I gestured for her to stand. “You gotta dance. Dance with Ellen.”
I started to dance. I am not a good dancer. To say two left feet is not only a cliché; it grossly overstates my ability, because it would imply that at least one of my feet was competent. That was not the case. But I was a football player, so I’d seen my share of sideline dances. I’d also seen my football brethren excited about pizza, excited about chicken wings, excited about getting the required 2.0 average to stay on the team. With that in mind, I started pumping my fists like Jaden Sanders had when his prealgebra teacher forgot to give a Friday quiz, thrusting my hips like Andy Rodriguez on forty-nine-cent hamburger day, and jumping up and down like my brother when I got in trouble for something he did.
“What are you doing?” Amanda yelled.
“What does it look like I’m doing?” I fanned myself. Like a rapper.
“Having a seizure?”
“I’m dancing.” I imitated Ellen, who was doing some kind of hip-hop move. “Come on!”
“Stop it. I don’t feel like dancing.”
I did the running man in front of her.
“Oh my God, you look so stupid! You’re not even doing it right.” But she was laughing.
“Then show me! Show me the light of your masterful choreography!” I started doing the Dougie.
“Oh, God. Okay. If it will get you to stop.”
She started dancing, locking and popping along with Ellen. When Ellen finished, we both collapsed on the sofa, laughing.
“I wish Ellen could be my mom,” she said.
“Yeah, that’s kind of the dream,” I said. “At least you have Tim.”
“I guess.”
“You have to go to that dance. You need to show off your moves.”
“Don’t you mean our moves?” she asked.
“If you seriously want me to dance, I will.”
“I just want to stay home.”
“Everyone’s going,” I said.
“Not me.”
“How about this? If I make the football team, you’ll go.”
“You’ll definitely make it.”
“I’m glad you’re so confident. Just go.”
In the end, it was my mother who talked Amanda into going to the dance. The following Friday, Dad was working late, Matt was doing whatever Matt did on Friday nights, so Amanda and I went to my house for “taco night.” When Amanda got there, my mother said, “I have something to show you.”
We went into the living room, and Mom gave Amanda three hangers with dresses on them. “I heard it was an eighties theme. I used to wear these to sorority dances in college. I never throw anything away. Maybe one of these will work?”
Amanda held the hangers apart. One of the dresses was black, made out of a kind of net material with a sparkly top. Another was pink with a big, poofy skirt like a bubble. The third was bright-aqua satin and strapless.
“This one matches your eyes.” Mom pointed to the aqua.
“They’re really short,” Amanda said.
“Yes, and you’re taller than I was. But short is in style now. Why don’t you try?”
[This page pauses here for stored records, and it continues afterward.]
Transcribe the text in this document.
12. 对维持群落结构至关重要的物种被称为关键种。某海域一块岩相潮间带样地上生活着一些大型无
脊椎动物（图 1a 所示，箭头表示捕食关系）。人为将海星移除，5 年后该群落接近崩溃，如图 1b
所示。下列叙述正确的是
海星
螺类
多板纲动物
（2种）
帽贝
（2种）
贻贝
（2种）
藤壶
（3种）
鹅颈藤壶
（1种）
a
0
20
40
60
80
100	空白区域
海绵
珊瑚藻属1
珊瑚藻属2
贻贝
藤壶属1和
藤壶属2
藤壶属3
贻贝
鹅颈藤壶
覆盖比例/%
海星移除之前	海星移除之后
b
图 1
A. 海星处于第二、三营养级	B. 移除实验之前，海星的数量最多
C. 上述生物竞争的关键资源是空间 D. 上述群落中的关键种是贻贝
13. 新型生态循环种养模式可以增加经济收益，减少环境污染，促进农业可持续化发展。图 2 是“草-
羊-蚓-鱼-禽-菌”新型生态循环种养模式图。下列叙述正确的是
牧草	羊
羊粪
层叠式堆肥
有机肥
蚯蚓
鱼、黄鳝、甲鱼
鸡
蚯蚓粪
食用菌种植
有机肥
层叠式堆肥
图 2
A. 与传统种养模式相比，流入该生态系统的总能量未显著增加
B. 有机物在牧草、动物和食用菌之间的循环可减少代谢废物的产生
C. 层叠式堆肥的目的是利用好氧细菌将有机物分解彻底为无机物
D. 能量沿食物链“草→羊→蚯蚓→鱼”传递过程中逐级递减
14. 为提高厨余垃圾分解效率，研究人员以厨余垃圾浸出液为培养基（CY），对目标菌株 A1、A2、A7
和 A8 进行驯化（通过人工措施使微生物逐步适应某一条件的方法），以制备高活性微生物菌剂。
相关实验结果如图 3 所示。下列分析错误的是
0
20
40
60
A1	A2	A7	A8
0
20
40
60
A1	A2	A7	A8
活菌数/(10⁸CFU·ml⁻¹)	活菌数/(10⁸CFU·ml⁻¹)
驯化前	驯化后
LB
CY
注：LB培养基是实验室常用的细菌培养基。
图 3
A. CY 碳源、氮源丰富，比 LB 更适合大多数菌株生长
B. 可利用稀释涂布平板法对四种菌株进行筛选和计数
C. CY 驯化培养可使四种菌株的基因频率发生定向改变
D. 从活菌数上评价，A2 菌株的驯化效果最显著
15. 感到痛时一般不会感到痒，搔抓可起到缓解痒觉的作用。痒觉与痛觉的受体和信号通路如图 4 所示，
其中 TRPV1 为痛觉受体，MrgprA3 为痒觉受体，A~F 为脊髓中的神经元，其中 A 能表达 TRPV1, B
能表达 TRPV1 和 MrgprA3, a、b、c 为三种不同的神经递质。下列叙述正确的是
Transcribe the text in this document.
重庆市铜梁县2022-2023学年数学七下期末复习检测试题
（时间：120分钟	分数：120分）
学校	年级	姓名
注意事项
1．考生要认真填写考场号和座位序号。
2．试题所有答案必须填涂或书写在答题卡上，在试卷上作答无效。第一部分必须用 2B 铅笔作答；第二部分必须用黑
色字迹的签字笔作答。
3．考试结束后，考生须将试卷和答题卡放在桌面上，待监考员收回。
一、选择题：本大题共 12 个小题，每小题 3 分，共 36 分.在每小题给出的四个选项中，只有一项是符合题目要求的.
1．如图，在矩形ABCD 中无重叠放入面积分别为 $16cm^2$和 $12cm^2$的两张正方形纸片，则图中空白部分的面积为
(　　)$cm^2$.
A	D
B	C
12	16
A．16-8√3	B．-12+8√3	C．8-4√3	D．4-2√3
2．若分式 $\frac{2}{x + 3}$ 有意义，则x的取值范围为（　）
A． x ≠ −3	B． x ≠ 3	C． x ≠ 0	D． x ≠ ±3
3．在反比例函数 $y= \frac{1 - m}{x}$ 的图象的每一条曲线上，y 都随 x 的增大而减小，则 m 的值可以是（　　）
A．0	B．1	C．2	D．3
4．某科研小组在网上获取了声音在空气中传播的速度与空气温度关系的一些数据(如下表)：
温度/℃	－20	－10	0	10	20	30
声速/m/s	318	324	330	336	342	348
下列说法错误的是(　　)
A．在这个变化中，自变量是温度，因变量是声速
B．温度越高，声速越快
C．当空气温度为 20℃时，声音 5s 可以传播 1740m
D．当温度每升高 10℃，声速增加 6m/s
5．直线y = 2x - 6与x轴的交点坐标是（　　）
“I don’t know. I don’t think I’m going.”
I was nodding, like, yes, you are, and I said, “Just try them. You don’t want to hurt my mom’s feelings, do you?”
“It’s true,” Mom said. “I’d be really hurt.”
“She’d cry,” I said.
Finally, Amanda ducked into my bedroom, just to shut us up.
Then she didn’t come out for a really long time.
“Come on,” I said. “I want to see them.”
“Just your mom. I need help.”
“Okay.” My mom went in too. Then they were gone forever.
“Should I, like, find something else to do?” I asked through the door.
“That would be a good idea,” Mom said.
It was probably a good sign that they were taking this long. I went to watch a rerun of The Big Bang Theory. It was the one where Leonard was pretending to understand football. At the end of it, Amanda finally came out.
She wasn’t wearing one of the dresses. She was wearing her hoodie, though I thought I noticed some makeup that hadn’t been there before. If I was the type who noticed stuff like that.
“I was thinking I’d go if you made the team.” She swiped at her cheek to get off the makeup.
“So I guess I’ll have to make the team.”
“Guess you will.”
8
When I’m forty and have forgotten a lot of things, I’ll still remember the eighth grade dance, and who I went with.
I made the team. NBD. And Amanda went to the dance. Also NBD. It wasn’t like a date or anything. We were going as friends. But, for a few minutes, when I first saw her, I forgot that.
She chose the aqua dress, the one Mom had said would match her eyes. It probably did, but that wasn’t what I noticed.
I noticed what Kamal noticed, what Darien noticed.
And I noticed she was beautiful.
She was. Beautiful.
We were meeting friends there, but Tim drove Amanda and me to the dance, and Mom was going to pick us up. Tim brought Amanda inside so Mom could take pictures. I was wearing a white jacket of my dad’s with a bright-aqua T-shirt, which Mom said was the style in the 1980s. So we matched.
“This is stupid, Mom,” I said. “It’s not prom.”